Hub/proxy node affinity

i’m running two jupyterhub instances on aws with identical settings. they both use cluster autoscaler and have three autoscaling groups: one ondemand and two with spot pricing. all groups have a minSize of 0.

in one of the instances the hub and proxy have ended up a spot pricing worker. i would like for them to stay on the ondemand group. is there a known way of forcing the hub/proxy to stay in a certain nodetype?

Here is the full deployment setup if anyone is interested. The configuration information for one instance is here.

Have you looked at using a nodeSelector?
https://zero-to-jupyterhub.readthedocs.io/en/latest/resources/reference.html?highlight=nodeselector#hub

I recommend configuring scheduling.userPods.nodeAffinity.matchNodePurpose=require, like that, you can force user pods and user placeholder pods to schedule on nodes labelled like: hub.jupyter.org/node-purpose=user.

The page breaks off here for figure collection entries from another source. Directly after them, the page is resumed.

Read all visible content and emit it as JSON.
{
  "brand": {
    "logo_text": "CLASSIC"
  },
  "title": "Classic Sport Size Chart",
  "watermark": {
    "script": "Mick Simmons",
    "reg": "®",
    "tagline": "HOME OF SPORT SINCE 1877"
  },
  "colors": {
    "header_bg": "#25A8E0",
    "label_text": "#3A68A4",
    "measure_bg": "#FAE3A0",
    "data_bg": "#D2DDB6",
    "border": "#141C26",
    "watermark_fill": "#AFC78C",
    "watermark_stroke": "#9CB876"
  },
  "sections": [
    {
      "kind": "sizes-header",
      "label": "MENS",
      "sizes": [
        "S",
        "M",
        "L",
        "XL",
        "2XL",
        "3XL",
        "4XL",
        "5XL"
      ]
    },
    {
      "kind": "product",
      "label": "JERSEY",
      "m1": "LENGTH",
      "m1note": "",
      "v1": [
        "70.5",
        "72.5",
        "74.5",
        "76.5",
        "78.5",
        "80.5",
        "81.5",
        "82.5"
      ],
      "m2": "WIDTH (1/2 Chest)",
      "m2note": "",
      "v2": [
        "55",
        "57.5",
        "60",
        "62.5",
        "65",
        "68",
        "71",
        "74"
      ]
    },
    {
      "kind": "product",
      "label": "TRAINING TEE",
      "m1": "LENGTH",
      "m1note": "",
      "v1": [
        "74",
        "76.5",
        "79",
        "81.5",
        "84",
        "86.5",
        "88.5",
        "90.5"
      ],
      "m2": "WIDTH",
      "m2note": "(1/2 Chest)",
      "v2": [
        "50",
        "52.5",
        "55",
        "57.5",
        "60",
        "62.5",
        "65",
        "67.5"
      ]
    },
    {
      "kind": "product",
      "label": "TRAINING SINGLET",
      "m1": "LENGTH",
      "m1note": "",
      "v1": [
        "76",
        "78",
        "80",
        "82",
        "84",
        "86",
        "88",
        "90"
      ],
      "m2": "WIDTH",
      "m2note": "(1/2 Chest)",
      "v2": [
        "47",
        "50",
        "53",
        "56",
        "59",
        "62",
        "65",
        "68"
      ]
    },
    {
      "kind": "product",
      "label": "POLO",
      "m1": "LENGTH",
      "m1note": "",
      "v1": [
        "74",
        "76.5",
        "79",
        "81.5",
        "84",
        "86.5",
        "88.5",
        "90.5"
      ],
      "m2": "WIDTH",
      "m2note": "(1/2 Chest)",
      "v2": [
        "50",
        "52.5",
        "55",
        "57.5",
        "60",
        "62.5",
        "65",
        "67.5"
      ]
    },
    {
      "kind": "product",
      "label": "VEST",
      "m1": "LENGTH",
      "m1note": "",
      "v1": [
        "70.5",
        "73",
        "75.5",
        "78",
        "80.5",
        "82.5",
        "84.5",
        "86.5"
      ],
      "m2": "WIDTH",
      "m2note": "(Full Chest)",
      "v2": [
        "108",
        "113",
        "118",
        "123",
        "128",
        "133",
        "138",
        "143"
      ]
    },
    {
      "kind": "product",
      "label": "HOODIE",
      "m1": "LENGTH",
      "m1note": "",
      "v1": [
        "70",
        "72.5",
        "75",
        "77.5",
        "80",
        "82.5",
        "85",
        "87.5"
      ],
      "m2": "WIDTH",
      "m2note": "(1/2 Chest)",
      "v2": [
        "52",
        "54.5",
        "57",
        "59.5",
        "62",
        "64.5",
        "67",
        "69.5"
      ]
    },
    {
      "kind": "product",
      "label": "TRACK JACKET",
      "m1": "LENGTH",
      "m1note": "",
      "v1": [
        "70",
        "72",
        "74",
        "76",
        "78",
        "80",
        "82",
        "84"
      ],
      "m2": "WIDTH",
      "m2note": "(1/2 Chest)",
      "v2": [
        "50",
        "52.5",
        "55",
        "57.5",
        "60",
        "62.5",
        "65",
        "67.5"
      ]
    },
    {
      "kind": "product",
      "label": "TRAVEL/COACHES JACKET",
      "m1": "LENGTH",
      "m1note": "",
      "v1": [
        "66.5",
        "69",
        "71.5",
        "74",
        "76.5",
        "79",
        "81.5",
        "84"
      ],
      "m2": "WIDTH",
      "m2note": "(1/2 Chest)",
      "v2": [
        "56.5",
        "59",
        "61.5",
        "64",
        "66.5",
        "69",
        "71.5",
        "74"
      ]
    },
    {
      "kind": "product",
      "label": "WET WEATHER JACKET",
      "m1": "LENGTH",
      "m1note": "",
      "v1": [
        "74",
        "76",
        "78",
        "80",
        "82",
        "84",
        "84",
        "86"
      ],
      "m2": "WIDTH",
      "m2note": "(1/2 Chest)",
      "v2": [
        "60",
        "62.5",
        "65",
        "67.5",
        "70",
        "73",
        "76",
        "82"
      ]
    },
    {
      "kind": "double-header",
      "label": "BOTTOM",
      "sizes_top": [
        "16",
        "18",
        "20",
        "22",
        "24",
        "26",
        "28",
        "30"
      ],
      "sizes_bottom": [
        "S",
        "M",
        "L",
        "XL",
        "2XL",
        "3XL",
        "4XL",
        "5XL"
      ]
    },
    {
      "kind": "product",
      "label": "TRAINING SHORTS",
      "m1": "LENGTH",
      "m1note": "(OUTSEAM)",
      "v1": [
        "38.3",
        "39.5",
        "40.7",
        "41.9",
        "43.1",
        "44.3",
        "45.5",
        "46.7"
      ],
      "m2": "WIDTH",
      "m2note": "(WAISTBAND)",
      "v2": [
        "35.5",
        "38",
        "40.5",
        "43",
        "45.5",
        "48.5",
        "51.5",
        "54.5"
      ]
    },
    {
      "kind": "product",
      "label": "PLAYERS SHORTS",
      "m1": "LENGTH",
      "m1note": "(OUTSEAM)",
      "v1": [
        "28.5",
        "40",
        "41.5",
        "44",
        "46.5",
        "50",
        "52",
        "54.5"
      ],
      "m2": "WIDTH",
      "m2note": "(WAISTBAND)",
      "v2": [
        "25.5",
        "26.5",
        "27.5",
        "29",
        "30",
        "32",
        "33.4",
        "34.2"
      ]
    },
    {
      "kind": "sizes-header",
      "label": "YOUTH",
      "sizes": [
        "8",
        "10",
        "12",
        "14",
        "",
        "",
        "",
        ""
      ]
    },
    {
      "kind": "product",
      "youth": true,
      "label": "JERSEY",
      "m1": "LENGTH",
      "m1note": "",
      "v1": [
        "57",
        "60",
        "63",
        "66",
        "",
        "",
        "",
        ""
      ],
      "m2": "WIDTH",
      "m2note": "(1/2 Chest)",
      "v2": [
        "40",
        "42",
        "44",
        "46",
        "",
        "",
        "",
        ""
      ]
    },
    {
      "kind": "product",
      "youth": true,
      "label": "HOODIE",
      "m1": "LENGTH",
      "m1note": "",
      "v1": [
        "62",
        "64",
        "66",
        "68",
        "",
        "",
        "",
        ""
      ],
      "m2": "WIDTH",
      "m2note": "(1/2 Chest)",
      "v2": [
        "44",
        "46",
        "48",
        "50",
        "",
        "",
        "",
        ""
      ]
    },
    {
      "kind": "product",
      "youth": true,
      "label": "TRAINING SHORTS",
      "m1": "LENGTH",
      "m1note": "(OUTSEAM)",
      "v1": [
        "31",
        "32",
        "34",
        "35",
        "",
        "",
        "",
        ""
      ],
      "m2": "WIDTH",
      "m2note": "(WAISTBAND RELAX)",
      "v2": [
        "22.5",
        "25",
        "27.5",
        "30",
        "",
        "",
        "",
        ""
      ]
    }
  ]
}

With that said, there is a bug reported about this, so I’m not 100% confident this works as intended for the user pods: Are the docs regarding dedicated node pools correct? · Issue #2561 · jupyterhub/zero-to-jupyterhub-k8s · GitHub

Related

thank @manics . just to clarify. if for one of my node spec’s i add those labels and taints from the core, is that sufficient. i’m listing all the different labels that exists in the spec for different parts. is metadata --> labels and spec --> taints the correct places?

metadata:
  labels:
    kops.k8s.io/cluster: {{ namespace }}.k8s.local
    hub.jupyter.org/node-purpose: core
  name: nodes-us-east-2a
spec:
  cloudLabels:
    k8s.io/cluster-autoscaler/enabled: ""
    k8s.io/cluster-autoscaler/{{ namespace }}.k8s.local: ""
    k8s.io/cluster-autoscaler/node-template/label: ""
...
  nodeLabels:
    on-demand: "true"
...
  taints:
  - on-demand=true:PreferNoSchedule
  - hub.jupyter.org/dedicated=core:NoSchedule

It appears that the “bug” was just user-error :sweat_smile:

1 Like

just a note that after i put the label and taints in, the kubernetes cluster would not finish applying a rolling update. i suspect i’m missing something something else. will continue investigating.

just an update here that i had to change some of the node taints independent of jupyterhub and increase the number of nodes. this keeps the hub/proxy pods on these lighterweight nodes, allowing the spot nodes to spin down. specifically i was setting on-demand=False:preferNoSchedule on these nodes.